Drone rivela pitture rupestri neolitiche nella provincia di Alicante

di Redazione

La provincia di Alicante, in Spagna, è famosa per i suoi numerosi ripari rocciosi, grotte e anfratti che custodiscono antichi dipinti risalenti alla Preistoria. Di recente, un drone ha permesso di scoprire un sito di grande valore contenente pitture rupestri neolitiche risalenti a circa 7.000 anni fa, all’interno di grotte difficilmente accessibili a Penáguila, nell’entroterra di Alicante.

Questa importante scoperta è stata resa possibile grazie a un progetto pionieristico condotto da tre archeologi dell’Università di Alicante. È la prima volta che un piccolo drone viene utilizzato per individuare dipinti rupestri preistorici in siti di montagna quasi inaccessibili, che altrimenti richiederebbero giorni di preparazione e complesse vie di arrampicata per essere esplorati direttamente.

L’area oggetto di questo studio è stata del Castellet-Barranc del Salt e il Port de Penáguila, dove il dispositivo ha fotografato e registrato video delle pareti delle cavità in 18 siti. Grazie a questa innovativa tecnologia, sono state scoperte pitture rupestri in due di questi siti. I risultati sono stati pubblicati sul numero XLII della rivista Lvcentvm.

Tra le nuove cavità scoperte grazie all’uso del drone, spicca quella situata a El Salt, che presenta un gran numero di figure dipinte appartenenti allo stile levantino. Queste rappresentazioni includono figure antropomorfe femminili, arcieri, cervi e capre, alcuni dei quali feriti da frecce.
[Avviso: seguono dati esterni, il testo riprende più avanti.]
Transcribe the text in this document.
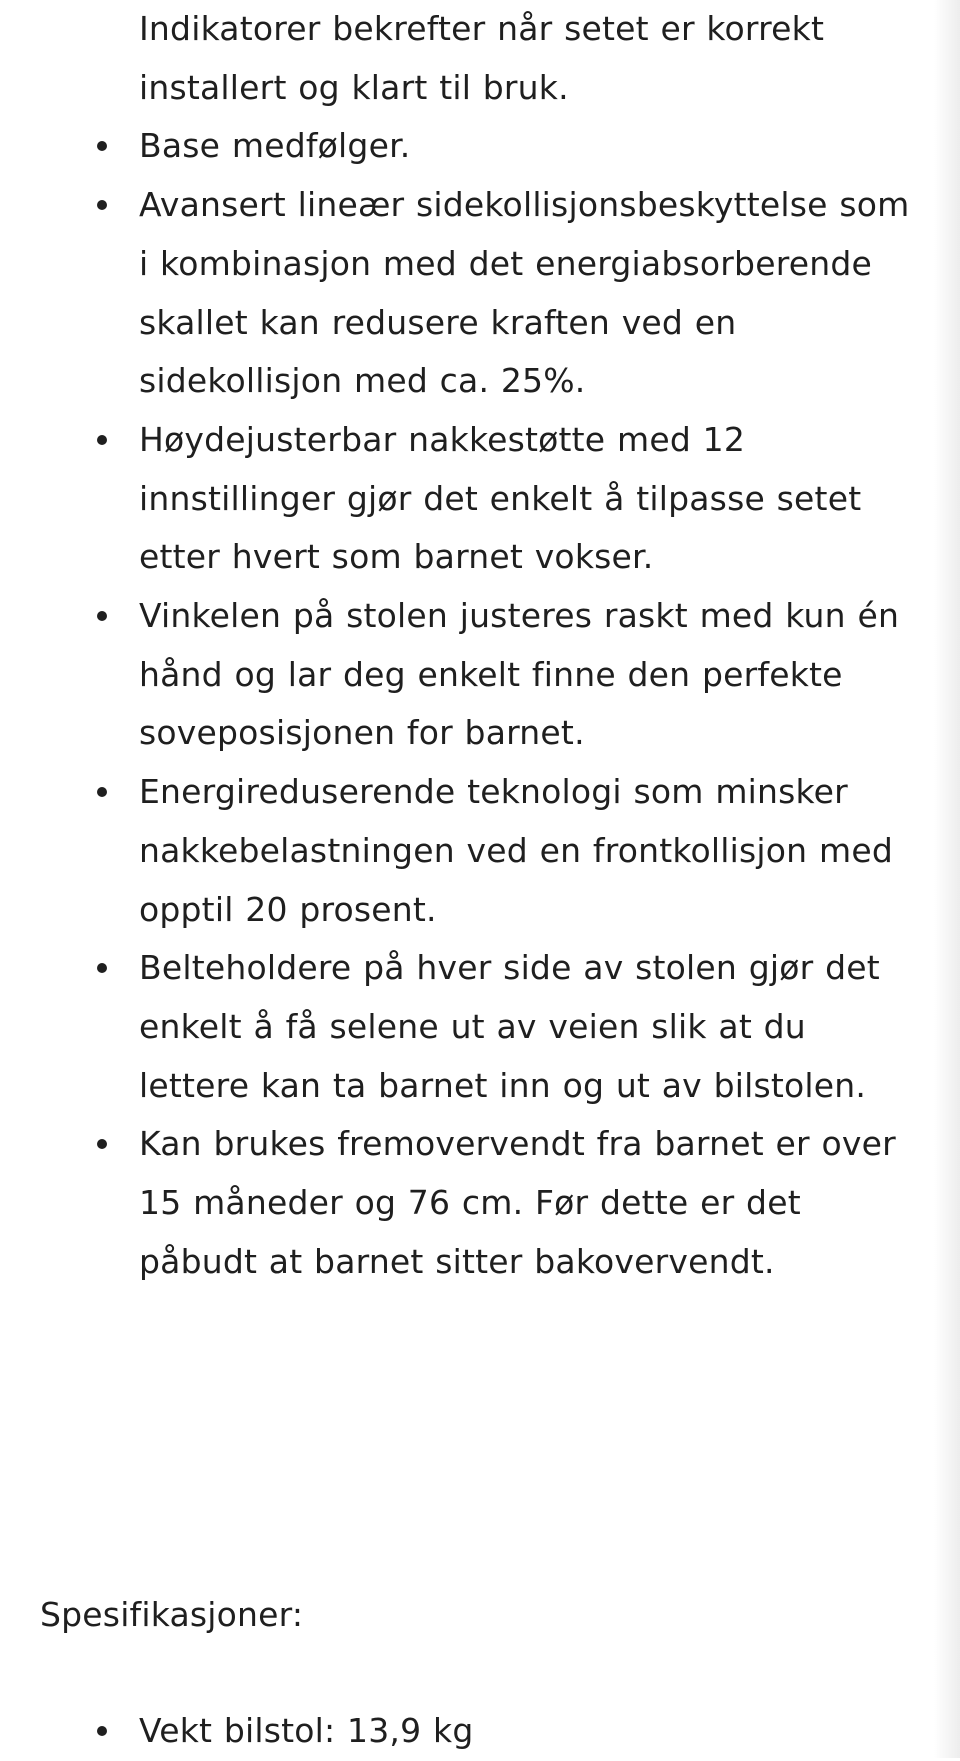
Indikatorer bekrefter når setet er korrekt installert og klart til bruk.
Base medfølger.
Avansert lineær sidekollisjonsbeskyttelse som i kombinasjon med det energiabsorberende skallet kan redusere kraften ved en sidekollisjon med ca. 25%.
Høydejusterbar nakkestøtte med 12 innstillinger gjør det enkelt å tilpasse setet etter hvert som barnet vokser.
Vinkelen på stolen justeres raskt med kun én hånd og lar deg enkelt finne den perfekte soveposisjonen for barnet.
Energireduserende teknologi som minsker nakkebelastningen ved en frontkollisjon med opptil 20 prosent.
Belteholdere på hver side av stolen gjør det enkelt å få selene ut av veien slik at du lettere kan ta barnet inn og ut av bilstolen.
Kan brukes fremovervendt fra barnet er over 15 måneder og 76 cm. Før dette er det påbudt at barnet sitter bakovervendt.
Spesifikasjoner:
Vekt bilstol: 13,9 kg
Nello stesso sito sono presenti anche altre rappresentazioni in uno stile più schematico, che sono più difficili da interpretare ma altrettanto importanti per comprendere l’evoluzione dell’arte rupestre nella zona.

Francisco Javier Molina Hernández, uno degli archeologi coinvolti nel progetto e pilota del drone, ha dichiarato: “Il risultato dell’uso del drone è stata la scoperta di un nuovo sito con pitture rupestri preistoriche di diversi stili, che crediamo saranno molto rilevanti per la ricerca“. Sono responsabili anche Ximo Martorell Briz e Virginia Barciela González.

Gli archeologi hanno sviluppato un quadro metodologico che consente l’utilizzo dei droni nelle ricerche per individuare siti di diversi periodi storici che sono difficilmente accessibili. Essi propongono di utilizzare l’esperienza acquisita da questo progetto per future ricerche, aprendo così la possibilità di scoperte in siti che erano rimasti inosservati a causa della loro difficile localizzazione.